|© Berndt Ostendorf., Amerika Institut, Munich
The introduction of jazz to Europe occurred in two waves after the First and Second World Wars. Both times the mood was divided between profound hostility and intense appreciation. The excessiveness of the reaction had to do with the shock of the new that set the tradition-bound establishment against innovators, upper against lower classes, parents against children and students against teachers. Jazz served to radicalise the feeling of a crisis of modernization at this millennial threshold; for of all American cultural imports jazz represented a musical language markedly different from the well-tempered European grammar. And this musical novelty arrived at the very moment when that classical grammar was called into question by cultural self-doubt raised by secessions and avant-gardes in the major metropolitan centers of Europe who, though often unaware of jazz, helped to open the doors to let it in and, by demolishing the old, prepared the ground for it to flourish. 1)
Yet as we look closely at the public debates during the first encounter with American novelty music a warning is in order. From the teens of the century to well into the thirties, audiences tended to attach the term jazz to whatever rhythms they found exotic, fascinating and typically American, the latter particularly so when played by Blacks. With the benefit of hindsight we may dismiss a major part of this novelty music; for it had little to do with what audiences after World War II would, with far greater discrimination and on the basis of recorded evidence, recognize as "real American jazz." Until then the label jazz (or jass) was used both as a positive and negative stereotype to mark a rhythmic revolution and as shorthand for the larger threat of modernization or westernization through Americanisation. But what triggered this excess of hostility or appreciation at these two crucial times and who were the agents and agencies in this story? And what explains the wide range of its impact which extended from vernacular dance to avant-garde agendas?

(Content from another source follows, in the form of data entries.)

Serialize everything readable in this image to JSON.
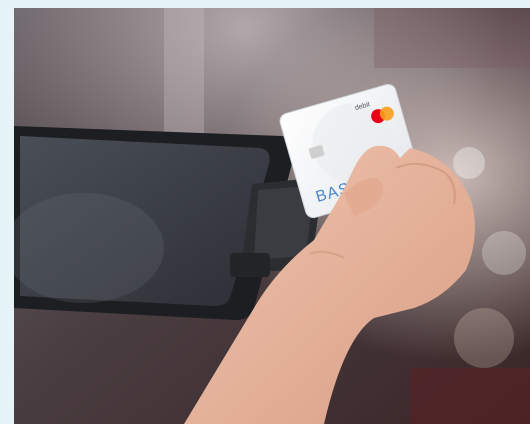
{
  "photo": {
    "card": {
      "brand_text": "BASIC",
      "type_text": "debit",
      "network_logo": "mastercard-logo"
    },
    "colors": {
      "page_background": "#e6f3f7",
      "tablet_body": "#1c1e22",
      "tablet_screen": "#3a3d44",
      "card_face": "#f2f3f5",
      "card_text": "#4a86c9",
      "logo_red": "#eb001b",
      "logo_orange": "#f79e1b",
      "skin": "#e7b59c"
    }
  }
}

1). Alan P. Merriam & Fradley H. Garner, “Jazz-The Word,” in: Robert O'Meally, ed., The Jazz Cadence of American Culture (New York: Columbia University Press 1998); Paul Oliver. “Jazz is Where you Find it: the European experience of jazz.” In Chris Bigsby, ed. Superculture. (Bowling Green: University Popular Press 1975.) For a fine overview of the aesthetics and meaning of jazz see Stefan Richter. Zu einer Ästhetik des Jazz. (Frankfurt: Peter Lang) 1995. Eric Hobsbawm explains how “Jazz Comes to Europe,” in Uncommon People. (New York: New Press 1998) 265-273. Among classical critics Henry Pleasants and William Austin deserve credit for calling attention to the leading role of jazz as a modernist avantgarde. Henry Pleasants Serious Music – and All That Jazz. New York: Simon & Schuster 1969 and William Austin Music in the 20th Century New York: Norton, 1966.
Jazz entered Europe in two waves after the First and Second World Wars. Both times the mood was divided between profound hostility and intense appreciation. This paper will argue that the introduction of jazz involved a radical break concerning the rules of performance and habits of reception in Western musical culture. It was not just another case of selective borrowing; it had more to do with a paradigm change in music as described in Ishmael Reed's Mumbo Jumbo, a confrontation of antithetical musical cultures that would continue to have far-reaching repercussions. Although a child of the gutter jazz satisfied more of the high cultural prophecies of Futurism and more of the avantgarde and transgressive desires of modernism than any single one of the traditional arts. The new music spoke to the agendas of surrealism, primitivism, radical democracy, multiculturalism, post-colonialism and urban cosmopolitanism. It promised to modernize, to liberate, to innovate and ushered in a new way of being in the world-- all at once. But it gave to these high cultural, modernist desires a decidedly vernacular spin, a cultural camouflage which allowed it to subvert European cultural habits "from below."